The women were discovered hiding in a network of tunnels below ground in the Syrian city, where the Iraqi army recently announced victory in the battle to reclaim the city from Daesh, who overran the city in 2014.
According to reports, they were armed with weapons and suicide bomber belts, ready to blow up the advancing Iraqi army. The girl, named Linda W. is one of five Germans among the group. The others were from Canada, Russia, Turkey, the Caucasus, Syria and Libya, Die Welt reported.
Linda W. grew up in the small town of Pulsnitz, 30km north-east of Dresden. She joined Daesh when she was just 15, helped by jihadists she met on the internet. She told her parents she was staying overnight at a friends' house, but instead traveled to the airport at Frankfurt-am-Main and then flew to Istanbul. Her parents have not seen her since.
The mother of the #sniper girl was found in #Germany and she didn't deny that she is her daughter @dw_arabic @dw_global pic.twitter.com/liZRXbgy8N
— Vian Dakhil (@VianDakhil) 17 июля 2017 г.
A Sputnik Deutschland correspondent traveled to Pulsnitz and spoke with local people there. They told him that Linda grew up in a Protestant family, and her parents are separated.
"I knew Linda," said one local resident, who wished to remain anonymous.
"She was a very quiet girl, barely attracted attention. I know that she had family problems, especially with her stepfather. She could not cope with him at all, this was probably one of the triggers for her flight.

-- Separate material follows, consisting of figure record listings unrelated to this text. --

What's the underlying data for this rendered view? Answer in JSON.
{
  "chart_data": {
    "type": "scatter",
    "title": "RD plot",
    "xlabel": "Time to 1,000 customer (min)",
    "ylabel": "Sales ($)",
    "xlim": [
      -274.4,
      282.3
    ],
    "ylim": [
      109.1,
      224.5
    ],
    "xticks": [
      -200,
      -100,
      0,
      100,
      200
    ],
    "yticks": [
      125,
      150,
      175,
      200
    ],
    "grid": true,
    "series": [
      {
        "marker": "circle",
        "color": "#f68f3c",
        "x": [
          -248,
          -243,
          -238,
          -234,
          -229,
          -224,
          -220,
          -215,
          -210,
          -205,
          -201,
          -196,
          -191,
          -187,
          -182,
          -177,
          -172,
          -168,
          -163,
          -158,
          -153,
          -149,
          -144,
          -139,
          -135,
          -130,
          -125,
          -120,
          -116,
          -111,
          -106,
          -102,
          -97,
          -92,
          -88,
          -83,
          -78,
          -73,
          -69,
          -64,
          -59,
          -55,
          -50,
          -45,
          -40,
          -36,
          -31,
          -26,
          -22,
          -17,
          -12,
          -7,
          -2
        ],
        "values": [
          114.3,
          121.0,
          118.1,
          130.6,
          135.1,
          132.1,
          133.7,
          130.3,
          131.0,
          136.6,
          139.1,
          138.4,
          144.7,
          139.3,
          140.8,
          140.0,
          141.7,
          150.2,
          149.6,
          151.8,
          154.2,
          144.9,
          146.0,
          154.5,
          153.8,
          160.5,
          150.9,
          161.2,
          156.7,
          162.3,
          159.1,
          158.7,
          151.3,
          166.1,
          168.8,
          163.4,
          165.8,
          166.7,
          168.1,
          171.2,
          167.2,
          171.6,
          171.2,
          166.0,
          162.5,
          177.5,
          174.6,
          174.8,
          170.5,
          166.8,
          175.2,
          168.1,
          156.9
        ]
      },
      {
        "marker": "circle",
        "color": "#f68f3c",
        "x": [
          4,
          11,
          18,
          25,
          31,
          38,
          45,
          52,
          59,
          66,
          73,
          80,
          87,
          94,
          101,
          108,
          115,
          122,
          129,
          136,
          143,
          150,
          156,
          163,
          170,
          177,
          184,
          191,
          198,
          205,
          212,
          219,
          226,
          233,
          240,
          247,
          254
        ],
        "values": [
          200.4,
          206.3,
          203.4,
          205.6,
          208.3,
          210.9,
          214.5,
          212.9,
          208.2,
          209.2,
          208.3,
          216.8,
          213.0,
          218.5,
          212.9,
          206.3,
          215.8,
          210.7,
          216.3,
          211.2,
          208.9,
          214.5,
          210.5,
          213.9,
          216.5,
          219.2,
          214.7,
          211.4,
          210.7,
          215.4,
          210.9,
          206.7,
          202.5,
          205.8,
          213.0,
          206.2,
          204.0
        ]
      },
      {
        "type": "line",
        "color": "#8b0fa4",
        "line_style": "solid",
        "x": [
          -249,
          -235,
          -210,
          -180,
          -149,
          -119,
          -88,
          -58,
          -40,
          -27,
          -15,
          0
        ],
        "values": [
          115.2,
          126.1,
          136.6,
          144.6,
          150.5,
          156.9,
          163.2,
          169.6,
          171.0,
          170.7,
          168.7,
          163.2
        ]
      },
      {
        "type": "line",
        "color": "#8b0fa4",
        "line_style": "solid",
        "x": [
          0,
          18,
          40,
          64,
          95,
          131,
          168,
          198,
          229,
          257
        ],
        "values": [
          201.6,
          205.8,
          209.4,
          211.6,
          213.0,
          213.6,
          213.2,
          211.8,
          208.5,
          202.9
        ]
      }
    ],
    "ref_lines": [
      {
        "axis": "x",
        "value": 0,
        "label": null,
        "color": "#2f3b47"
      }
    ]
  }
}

I found out later that Linda had made contact with young Muslim men from the Arab world on the Internet. She probably met a boyfriend there and was greatly influenced by him, as young girls are. Ultimately, he was able to persuade her to come to the Middle East as an IS fighter."
In the small community of Pulsnitz, it was an open secret that Linda was becoming increasingly involved with radical Islam.
"I find it amazing that parents and teachers were aware of her increasing Islamic sentiments, but did nothing. A particularly spicy detail is the fact that her parents actually gifted her a Koran before she left. They certainly didn't think it through and couldn't foresee what it would lead to," the neighbor said.
Mayor of Pulsnitz Barbara Lueke also knows Linda's family and wasn't shocked at her disappearance.
"No, I was not shocked when I first heard about Linda's case," she told Sputnik.
"Something has happened which I have been warning about for a long time. Namely, the danger that our youth is being influenced over the Internet. In a way, we are no longer in control. Linda radicalized herself through online contact with Islamic fundamentalists. It used to be easy to keep an eye on somebody: you knew who lived where, what relatives and friends they had. You could guess relatively well what was going on. That's no longer possible today," she said.
She said that local people reacted with "disbelief and horror" when they heard that Linda had gone to join Daesh.
"A lot of people couldn't believe it, a girl from our little town. You have to recall that there is no refugee center in Pulsnitz and probably not even any practicing Muslims. In any case, we are a city that under no circumstances could have been the starting point of radicalization. We have 7,800 inhabitants, no refugees and nevertheless such a case has happened in our town. In my opinion, this could be possible in every city that has an internet connection," Lueke warned.
"Of course, we want and hope for her to come home safely. Apart from that, our citizens are experiencing a lot of media presence here. In actual fact, no one can say anything for sure, because we can only guess that Linda is actually the person we see there in the pictures," Lueke pointed out.
On Saturday, German media reported that the young woman seen in the photos, hidden in a Daesh tunnel, is in fact Linda W.
"Linda W. has been identified in Iraq," the Dresden public prosecutor's office confirmed to the local Saechsische Zeitung newspaper. Yazidi politician Vian Dakhil, a deputy in the Iraqi parliament, told the newspaper that the Iraqi army has handed Linda over to the police, who are questioning her at a military camp in Baghdad.
While the German consulate in Baghdad has been in contact with Linda, Iraq has no extradition agreement with Germany and Dakhil says that she will be tried in Iraq.
"She came to fight against the Iraqi people, so must face trial here," the politician said.